Business

Zoom is worth more than Uber and Cameo is thriving: This is 2020

My editor: Hey, what's the lineup for today?

Posted Updated

By
Allison Morrow
, CNN Business
CNN — My editor: Hey, what's the lineup for today?

Me: Robot dogs, Brett Favre, zombie companies, O.J. Simpson's birthday...

Just another Tuesday in 2020. Let's get into it.

SIT. COLLECT DATA. GOOD BOT!

Want a dog without all the yuck of slobber, belly rubs and unconditional devotion? Well for the bargain price of $74,500 you can skip the adorable carbon-based variety and get yourself a (very originally named) Spot.

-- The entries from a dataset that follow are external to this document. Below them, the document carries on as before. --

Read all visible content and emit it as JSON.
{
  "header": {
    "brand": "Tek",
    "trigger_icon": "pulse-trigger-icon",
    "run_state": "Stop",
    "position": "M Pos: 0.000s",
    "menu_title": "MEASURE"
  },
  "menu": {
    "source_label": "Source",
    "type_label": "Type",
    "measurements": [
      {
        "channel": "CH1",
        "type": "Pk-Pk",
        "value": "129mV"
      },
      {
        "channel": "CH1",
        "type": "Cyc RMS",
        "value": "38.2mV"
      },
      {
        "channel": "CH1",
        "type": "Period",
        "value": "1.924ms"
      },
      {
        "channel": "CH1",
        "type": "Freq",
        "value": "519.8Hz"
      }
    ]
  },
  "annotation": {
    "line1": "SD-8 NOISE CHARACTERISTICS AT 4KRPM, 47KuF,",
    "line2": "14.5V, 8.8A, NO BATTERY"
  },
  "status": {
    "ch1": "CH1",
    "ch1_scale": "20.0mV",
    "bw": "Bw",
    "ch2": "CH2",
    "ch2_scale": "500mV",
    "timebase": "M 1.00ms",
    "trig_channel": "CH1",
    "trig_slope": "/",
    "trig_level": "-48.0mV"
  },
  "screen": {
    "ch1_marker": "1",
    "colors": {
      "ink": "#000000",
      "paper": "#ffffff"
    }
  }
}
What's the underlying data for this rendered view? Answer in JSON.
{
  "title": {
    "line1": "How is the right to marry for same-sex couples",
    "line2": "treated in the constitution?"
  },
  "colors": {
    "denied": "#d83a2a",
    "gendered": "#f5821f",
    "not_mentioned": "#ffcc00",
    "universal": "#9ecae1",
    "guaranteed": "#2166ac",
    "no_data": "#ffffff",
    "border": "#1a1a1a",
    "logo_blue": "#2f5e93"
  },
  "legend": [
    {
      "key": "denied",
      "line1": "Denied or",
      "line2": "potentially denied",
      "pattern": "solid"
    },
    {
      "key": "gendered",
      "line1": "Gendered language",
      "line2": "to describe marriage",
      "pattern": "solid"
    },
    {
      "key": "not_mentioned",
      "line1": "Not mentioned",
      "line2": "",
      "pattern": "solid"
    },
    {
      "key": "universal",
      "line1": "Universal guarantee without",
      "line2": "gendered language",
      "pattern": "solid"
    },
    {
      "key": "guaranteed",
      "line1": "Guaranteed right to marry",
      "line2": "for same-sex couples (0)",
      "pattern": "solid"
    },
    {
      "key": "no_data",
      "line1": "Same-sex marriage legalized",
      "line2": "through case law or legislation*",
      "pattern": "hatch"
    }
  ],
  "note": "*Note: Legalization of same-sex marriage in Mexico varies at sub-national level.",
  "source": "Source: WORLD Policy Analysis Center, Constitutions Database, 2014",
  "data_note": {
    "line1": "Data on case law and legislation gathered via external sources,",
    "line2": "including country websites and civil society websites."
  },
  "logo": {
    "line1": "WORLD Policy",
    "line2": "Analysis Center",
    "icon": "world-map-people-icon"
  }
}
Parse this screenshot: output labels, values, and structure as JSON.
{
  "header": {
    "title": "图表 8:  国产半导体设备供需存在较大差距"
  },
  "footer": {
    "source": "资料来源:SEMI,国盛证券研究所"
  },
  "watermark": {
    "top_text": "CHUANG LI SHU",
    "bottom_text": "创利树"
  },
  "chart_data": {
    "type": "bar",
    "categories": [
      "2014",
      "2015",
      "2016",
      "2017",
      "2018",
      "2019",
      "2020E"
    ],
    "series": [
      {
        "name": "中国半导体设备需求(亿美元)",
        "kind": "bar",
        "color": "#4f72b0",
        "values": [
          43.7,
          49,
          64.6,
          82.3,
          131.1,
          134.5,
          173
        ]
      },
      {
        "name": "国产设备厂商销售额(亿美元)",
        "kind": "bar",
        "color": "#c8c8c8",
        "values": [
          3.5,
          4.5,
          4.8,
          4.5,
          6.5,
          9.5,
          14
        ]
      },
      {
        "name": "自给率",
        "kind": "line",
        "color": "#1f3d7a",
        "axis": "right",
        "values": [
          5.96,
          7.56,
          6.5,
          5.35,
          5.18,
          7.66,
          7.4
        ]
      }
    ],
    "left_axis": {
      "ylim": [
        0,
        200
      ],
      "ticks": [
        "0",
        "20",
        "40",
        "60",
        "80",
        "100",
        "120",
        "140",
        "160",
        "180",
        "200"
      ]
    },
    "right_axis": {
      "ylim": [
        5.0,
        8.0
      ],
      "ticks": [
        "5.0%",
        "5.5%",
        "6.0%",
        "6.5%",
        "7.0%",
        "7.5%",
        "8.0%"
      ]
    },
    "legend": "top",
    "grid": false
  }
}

The four-legged agile robot from Boston Dynamics has up until now been used mostly by researchers. Now, any businesses can pre-order their own. To do what, exactly? According the company: "The combination of Spot's sophisticated software and high performance mechanical design enables the robot to augment difficult or dangerous human work."

CNN Business' Jordan Valinsky has more.

CAMEO IS PEAK QUARANTINE

Quarantine has been great for Cameo, the company that lets basics like you and me pay celebrities (we're using that term lightly) to talk to them.

Want to Zoom with Brett Favre? That'll run you $5,000 for 10 minutes. Lance Bass is a steal at $1,250.

In the bargain bin you'll find mostly cast members from reality shows, including "90 Day Fiancé," "Survivor" and "Real Housewives of Orange County."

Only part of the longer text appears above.